After losing out on one seashore property despite an above-market bid, Donna and Michael Davis plunked down $300,000 this spring for a bay-front vacation home in Sea Isle City, N.J., to which the middle-aged couple intend to retire someday.
“This is what we always wanted,” Mrs. Davis said of the four-bedroom house. And considering the availability of 7 percent mortgage money, with stock-market profits in reserve, she said the time was right.
The Davises–he’s a 55-year-old construction equipment salesman, she’s a former secretary–are part of a surge in the vacation-home market that seems fueled by low interest rates, soaring stock prices and a tide of buyers reaching prime earnings years.
In a sharp break from the norm, interest rates for vacation homes are now generally no higher than for primary residences.

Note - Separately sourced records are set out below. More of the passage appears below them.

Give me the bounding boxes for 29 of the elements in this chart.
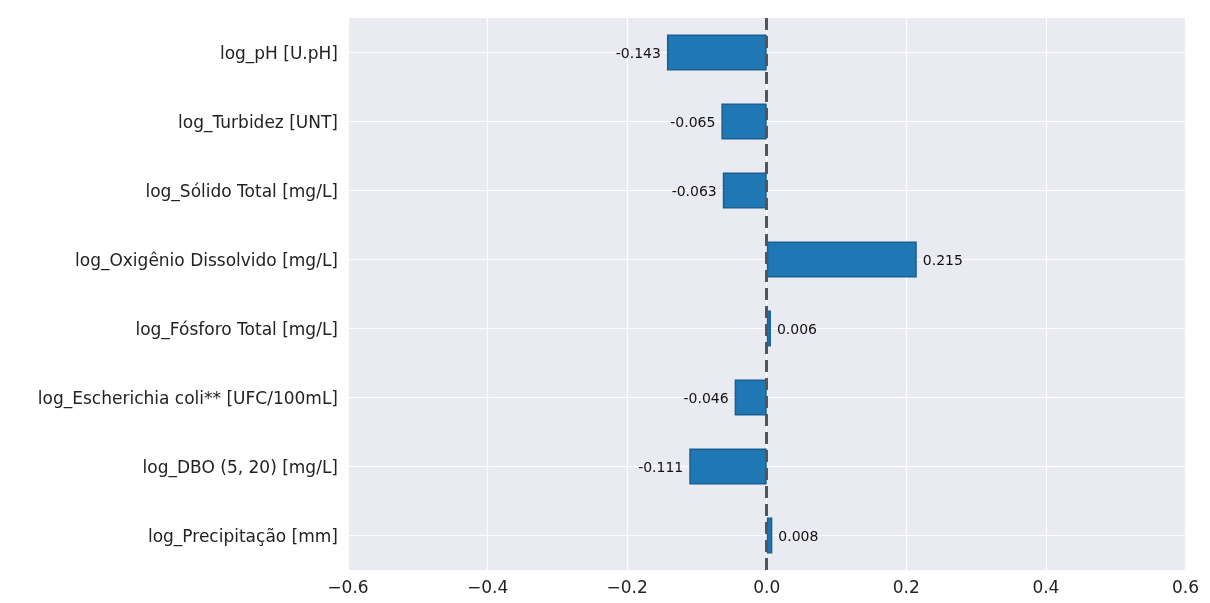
y-tick-label: log_Turbidez [UNT] [178, 111, 338, 133]
data-label: 0.215 [922, 251, 963, 268]
x-tick-label: 0.4 [1032, 576, 1060, 597]
bar [766, 241, 917, 278]
data-label: -0.063 [671, 182, 717, 199]
bar [666, 34, 767, 71]
y-tick-label: log_pH [U.pH] [219, 42, 338, 64]
data-label: 0.006 [776, 320, 818, 337]
x-tick-label: 0.0 [753, 576, 781, 597]
data-label: 0.008 [778, 527, 819, 544]
y-tick-label: log_Fósforo Total [mg/L] [135, 318, 338, 340]
data-label: -0.065 [670, 113, 716, 130]
data-label: -0.111 [638, 458, 684, 475]
y-tick-label: log_Escherichia coli** [UFC/100mL] [37, 387, 338, 409]
x-tick-label: −0.4 [466, 576, 509, 597]
y-tick-label: log_DBO (5, 20) [mg/L] [142, 456, 338, 478]
bar [721, 103, 767, 140]
y-tick-label: log_Precipitação [mm] [147, 525, 338, 547]
y-tick-label: log_Oxigênio Dissolvido [mg/L] [75, 249, 338, 271]
x-tick-label: 0.2 [892, 576, 920, 597]
data-label: -0.143 [615, 44, 661, 61]
x-tick-label: 0.6 [1171, 576, 1200, 597]
data-label: -0.046 [683, 389, 729, 406]
y-tick-label: log_Sólido Total [mg/L] [145, 180, 338, 202]
bar [689, 448, 767, 485]
bar [734, 379, 767, 416]
x-tick-label: −0.6 [327, 576, 369, 597]
bar [722, 172, 767, 209]
x-tick-label: −0.2 [606, 576, 648, 597]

Others who find the vacation-home stars in alignment include Douglas and Joanne Johnston of Wilmington, Del., who closed recently on a $580,000 property–the second floor of a beach-front duplex–in Ocean City, N.J. It is a major step up from the $285,000 duplex unit they sold on the other side of the same street and the culmination of a steady, 24-year effort, involving four houses, to creep to the water’s edge.
Besides using the proceeds from selling their previous iome, the Johnstons financed the purchase with the sale of shares of DuPont–where Johnston, 47, is director of marketing–and a jumbo bank loan at 7.625 percent interest with no points.
“It was the right time,” said Johnston, noting the favorable rate and hefty profits in DuPont. “The strength of the stock market is something that helped us make the decision.”
Julie Mealo, manager of the Norwest Mortgage branch serving the New Jersey shore communities, said she had “never seen anything like” the current hectic pace of business. “It’s absolutely incredible,” she added. “All the Baby Boomers are buying their vacation homes.”
After showing virtually no growth during the first half of the decade, the nation’s stock of second homes jumped more than 200,000 in both 1996 and 1997 to reach 6 million, according to the Census Bureau. Real estate specialists foresee no letup.
“Everything has fallen into place,” said Nancy Cox, an agent with Island Homes Realty in Emerald Isle, N.C., where prices for property on the Atlantic Ocean side of the main highway are up 20 percent this year after a similar increase in 1997.
In South Jersey, prices have nearly regained or surpassed their 1986-88 peaks, according to Jim Bourgeois, a partner at Hager Real Estate in Ocean City.
A chief contributor to the surge is low-cost mortgages, a result of lender competition that in the last 18 to 24 months has almost wiped out traditional distinctions between mortgages for first and second homes.
Historically, buyers have had to pay one-eighth to as much as one-half a point more to finance a vacation home than a primary, or year-round one. Not only might a borrower in financial trouble be more inclined to walk away from a second home, but such properties are often vacant and remote and thus subject to vandalism.
Now, “we have no pricing difference for second homes,” said Thomas Smith, vice president for product development at Nationsbanc Mortgage in Charlotte, N.C.
Nationsbanc requires that the property be a true, owner-used second home; it has to be at least 100 miles away from the primary residence and cannot be an investment property rented to others. Mortgage lenders still charge extra for financing on rental properties, typically one-eighth to three-eights of a point.
Personal use is preferred on the assumption that property will be better cared for, though rental income could make the borrower a better financial risk.
While lenders tend to seek higher down payments on vacation homes–30 percent is common, versus 20 percent for first homes–much depends on the particular transaction.
“We can get people in with as little as 10 percent,” said Michael Ternosky, the owner of First Eastern Realty in Sea Isle City and the broker for the Davises.
Economists contend that consumers spend less than a nickel of each dollar of new wealth. But real estate people almost invariably cite soaring stock prices in explaining the boom in vacation property.
“Some of the stock market gains have undoubtedly translated into demand for second homes,” said Michael Carliner, economist for the National Association of Home Builders.
Second homes remain one of the few remaining legal tax shelters; periodic attempts to restrict or eliminate the mortgage interest deduction for them have fizzled.
Still, most vacation properties are not pricey coastal retreats. In fact, the median price of vacation homes that changed hands in the late 1980s was just $19,000, the Commerce Department’s consumer expenditure survey says, using data from the latest census. But this may be an understatement because of the common practice of sharing ownership.
According to a study for the American Resort Development Association, which mainly represents the time-share industry, the chief concentrations of vacation homes, apart from the Eastern Seaboard, are in the Rocky Mountains and the Upper Midwest. Indeed, the study showed, the congressional district for northern Michigan has more second homes than any other.